Since January, there’s been a lot of discussion, analysis and 151-proof worry about the COVID virus – understandably. Viral impacts have produced (in less than six months) the biggest economic implosion since the 1930s, public health lockdowns spanning the planet, and a global death toll of (at this writing) 434,388, with nearly 116,000 of those confirmed deaths in the United States.
As you’d expect, there has also been a certain amount of silver-lining searching. It’s only natural – as human beings, we look for the lesson, or what we could have done differently or what we might gain in times like these. And with cars off the road and factories closing down, citizens of cities as remote from one another as Los Angeles, Beijing and New Delhi looked out the window and realized something truly strange was happening – the air was cleaner than it had been in years, even decades. This four-minute clip from CBS has visuals that I won’t try to convey via keyboard. For many, the spectacle of suddenly invisible (a.k.a. “normal”) air was startling.
With that kind of obvious impact, the next Big Question didn’t take long to surface: if substantially shutting down Normal looks like this, what kind of impact is it having on the climate? The early returns are in, and the answer is – not much. NOAA reports globally averaged CO2 content of 417.07 ppm (parts per million) for May – up from 414.65 ppm in May 2019 and 411.24 ppm in May 2018. There’s science behind this lack of change. Earth, in effect, breathes – this was Charles Keeling’s great discovery in the late 1950s. Atmospheric CO2 content rises and falls each year, bottoming out in October as most of Earth’s landmass hasn’t yet released carbon dioxide before the northern winter, and peaking in May before northern hemisphere forests have really begun to reabsorb it. This means that COVID’s clean air aftereffects hit just as seasonal CO2 growth approached its peak.

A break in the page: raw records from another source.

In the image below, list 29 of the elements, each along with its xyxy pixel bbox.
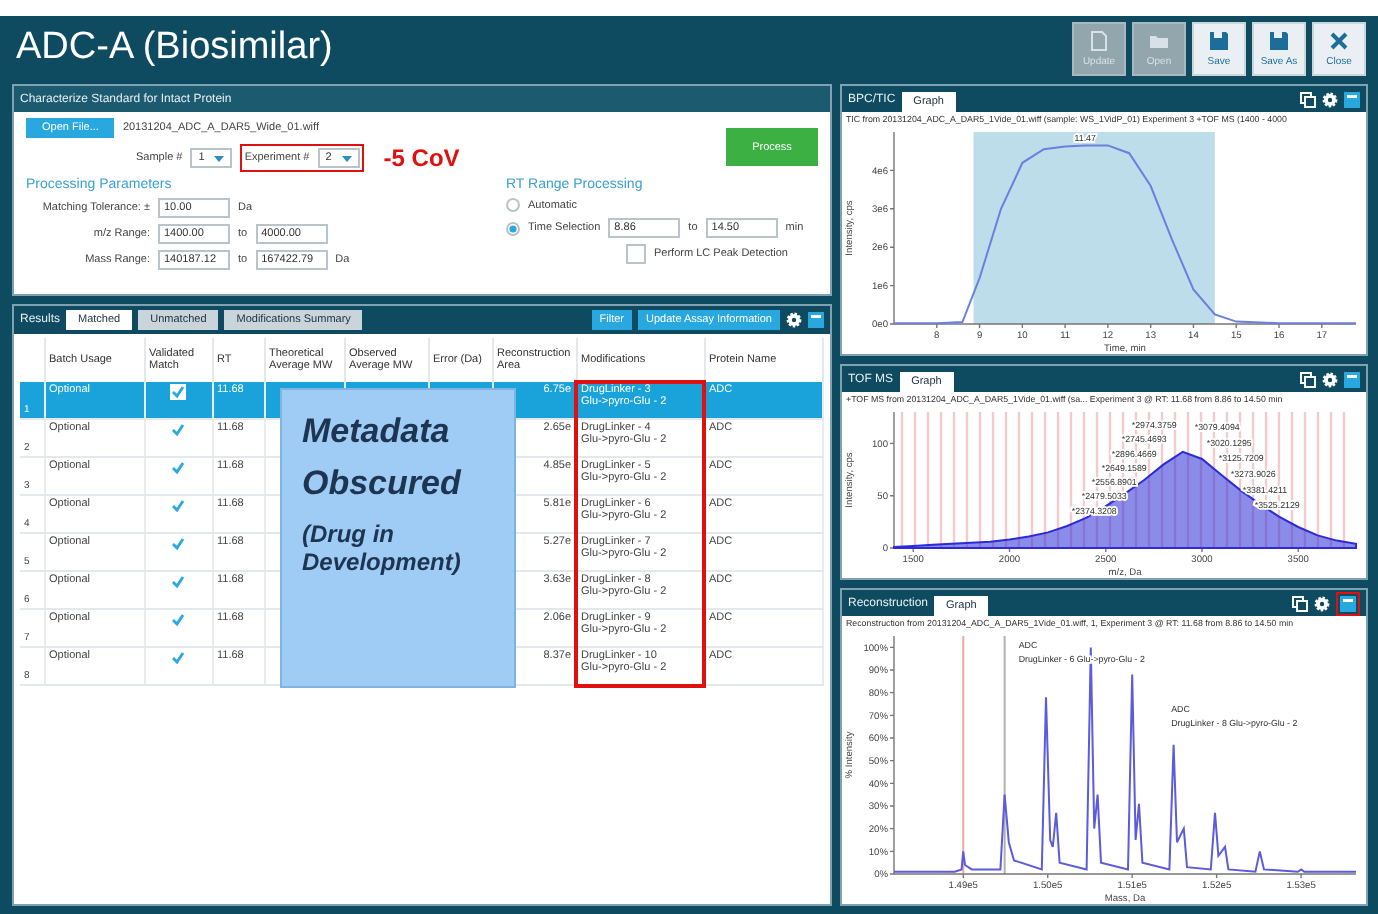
checkbox[interactable] xyxy=(626,244,646,264)
checkbox[interactable] xyxy=(170,460,186,476)
maximize-icon[interactable] xyxy=(1344,91,1360,107)
close-icon xyxy=(1328,29,1350,51)
window-title: ADC-A (Biosimilar) xyxy=(16,26,333,70)
document-icon xyxy=(1088,29,1110,51)
settings-icon[interactable] xyxy=(1322,371,1338,387)
settings-icon[interactable] xyxy=(786,312,802,328)
radio-button[interactable] xyxy=(506,198,520,212)
checkbox[interactable] xyxy=(170,612,186,628)
maximize-icon[interactable] xyxy=(1344,371,1360,387)
copy-icon[interactable] xyxy=(1300,91,1316,107)
floppy-icon xyxy=(1208,29,1230,51)
checkbox[interactable] xyxy=(170,422,186,438)
checkbox[interactable] xyxy=(170,498,186,514)
checkbox[interactable] xyxy=(170,384,186,400)
settings-icon[interactable] xyxy=(1322,91,1338,107)
callout-text: -5 CoV xyxy=(383,144,460,172)
floppy-icon xyxy=(1268,29,1290,51)
checkbox[interactable] xyxy=(170,574,186,590)
settings-icon[interactable] xyxy=(1314,595,1330,611)
checkbox[interactable] xyxy=(170,536,186,552)
checkbox[interactable] xyxy=(170,650,186,666)
redaction-note: (Drug in Development) xyxy=(302,519,463,576)
caret-icon xyxy=(214,155,225,161)
radio-button[interactable] xyxy=(506,221,520,235)
caret-icon xyxy=(341,155,352,161)
copy-icon[interactable] xyxy=(1292,595,1308,611)
copy-icon[interactable] xyxy=(1300,371,1316,387)
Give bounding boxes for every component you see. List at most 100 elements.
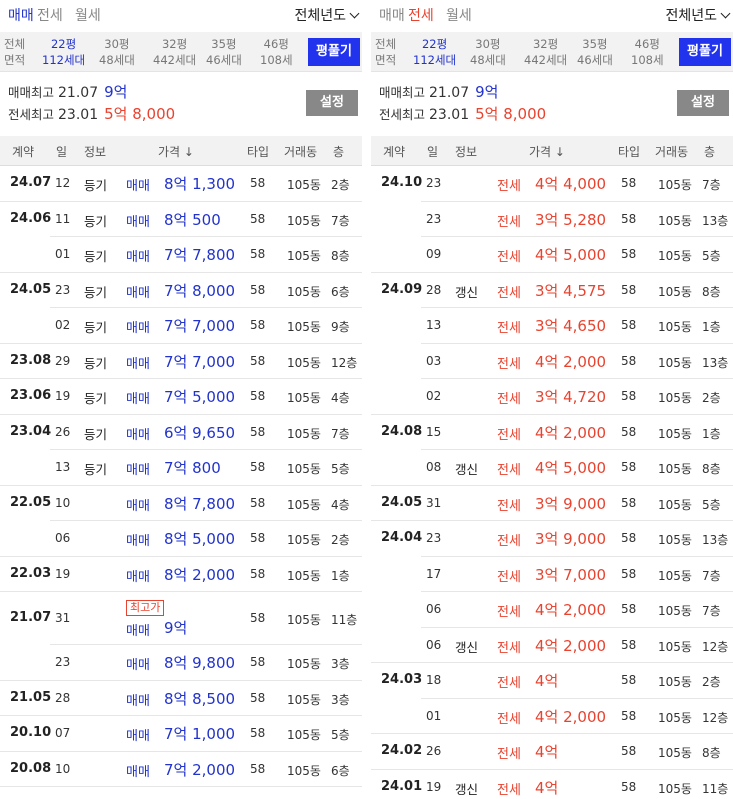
- deal-type: 전세: [497, 498, 521, 514]
- price-value: 4억 4,000: [535, 175, 607, 193]
- contract-day: 12: [55, 176, 71, 190]
- contract-month: 20.08: [10, 760, 52, 776]
- table-row[interactable]: 20.08 10 매매 7억 2,000 58 105동 6층: [0, 752, 362, 787]
- table-row[interactable]: 06 전세 4억 2,000 58 105동 7층: [371, 592, 733, 628]
- size-option[interactable]: 30평 48세대: [99, 36, 135, 68]
- table-row[interactable]: 24.07 12 등기 매매 8억 1,300 58 105동 2층: [0, 166, 362, 202]
- table-row[interactable]: 22.05 10 매매 8억 7,800 58 105동 4층: [0, 486, 362, 521]
- table-row[interactable]: 23 매매 8억 9,800 58 105동 3층: [0, 645, 362, 681]
- size-option-pyeong: 46평: [634, 37, 660, 51]
- column-header[interactable]: 가격 ↓: [158, 143, 194, 160]
- size-option[interactable]: 46평 108세: [260, 36, 293, 68]
- price-value: 4억: [535, 778, 559, 797]
- settings-button[interactable]: 설정: [306, 90, 358, 116]
- table-row[interactable]: 06 매매 8억 5,000 58 105동 2층: [0, 521, 362, 557]
- contract-day: 02: [426, 389, 442, 403]
- tab-jeonse[interactable]: 전세: [408, 5, 434, 25]
- info-tag: 등기: [84, 355, 108, 371]
- size-option[interactable]: 35평 46세대: [206, 36, 242, 68]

Early estimates are that pandemic shutdowns led to an 8% drop in anthropogenic CO2 output, and that it would take 20-30% reductions for at least six months to put a dent in atmospheric readings. As climatologist Katherine Hayhoe notes, imagine all the carbon we’ve put into the atmosphere as a pile of bricks. We’ve been piling them up for about 250 years, more or less, and cutting a slice from latest brick dropped on top of the pile doesn’t make that much of a difference. And we’re already seeing a rapid rebound in human CO2 output; “Things have happened very quickly”, in the words of one climatologist tracking current conditions as economic activity ramps back up again.
So if even something as disastrous as COVID can’t substantially alter the pace at which CO2 continues to pile up in the planet’s atmosphere, what will? And if all the efforts made to clean up our energy act to date haven’t materially changed things, what can? It would be easy to throw up our hands and assume that this spring’s lack of substantive results represents something permanent.
It doesn’t.
We are at an inflection point in how we produce and use energy and the pace of change is only accelerating. Coal, the dirtiest source of electricity, is dying in multiple major economies. June 10th marked 61 straight days that the United Kingdom didn’t generate one kilowatt from coal. COVID has cut demand, so that and an unusually sunny May are part of the story, but the UK’s power grid has fundamentally changed. A kilowatt of electricity cost as much as 600 grams of CO2 in 2012 – this spring, as little as 125. And this took place even as the country’s population grew from 64.5 million in 2012 to 68.9 million this year. In the US, electric output from all renewables surpassed electricity from coal for the first time since the 1880s, and coal has essentially collapsed as a utility fuel – from a peak in 2008 at around 23 quads (Quadrillion BTUs), it’s now producing around 12 quads, as the graph at the link above powerfully illustrates.
And it isn’t just a question of generating electricity. Large-scale battery storage, a long-time dream of clean power advocates, is expanding rapidly. 15 small-scale 9.95 MWh systems will support peak generation while smoothing out price spikes in Texas, and the state symbolized by the oil rig is already the nation’s leading wind generator. In California, PG&E is negotiating 1.7 GWh of storage with the state – more than ten times the power of the Texas sites mentioned above. Perhaps the single most striking change is the cost of solar energy; between 1980 and 2012, the cost of solar modules fell by a stunning 97%, and those costs keep dropping, just as solar cell efficiencies climb to as high as 47% in some experimental designs. Underpinning all of this is a simple, unignorable fact – renewables are now less expensive than fossil energy sources. Markets are responding – unevenly in some locations, swiftly in others but responding all the same.
The task that remains is immense. There is considerable doubt whether the goal of limiting further warming to 1.5 degrees C to avoid the worst of potential climate damage can be reached. There isn’t all that much time left. Lofty pledges of zero-emission goals by companies and countries by 2050 are fine, but we’ve already used up 1.5% of the time remaining between 2020 and 2050 to achieve those goals. And yet, for the first time, there now appear to be enough tools on the bench – technological and economic – to let us get started on meaningful work.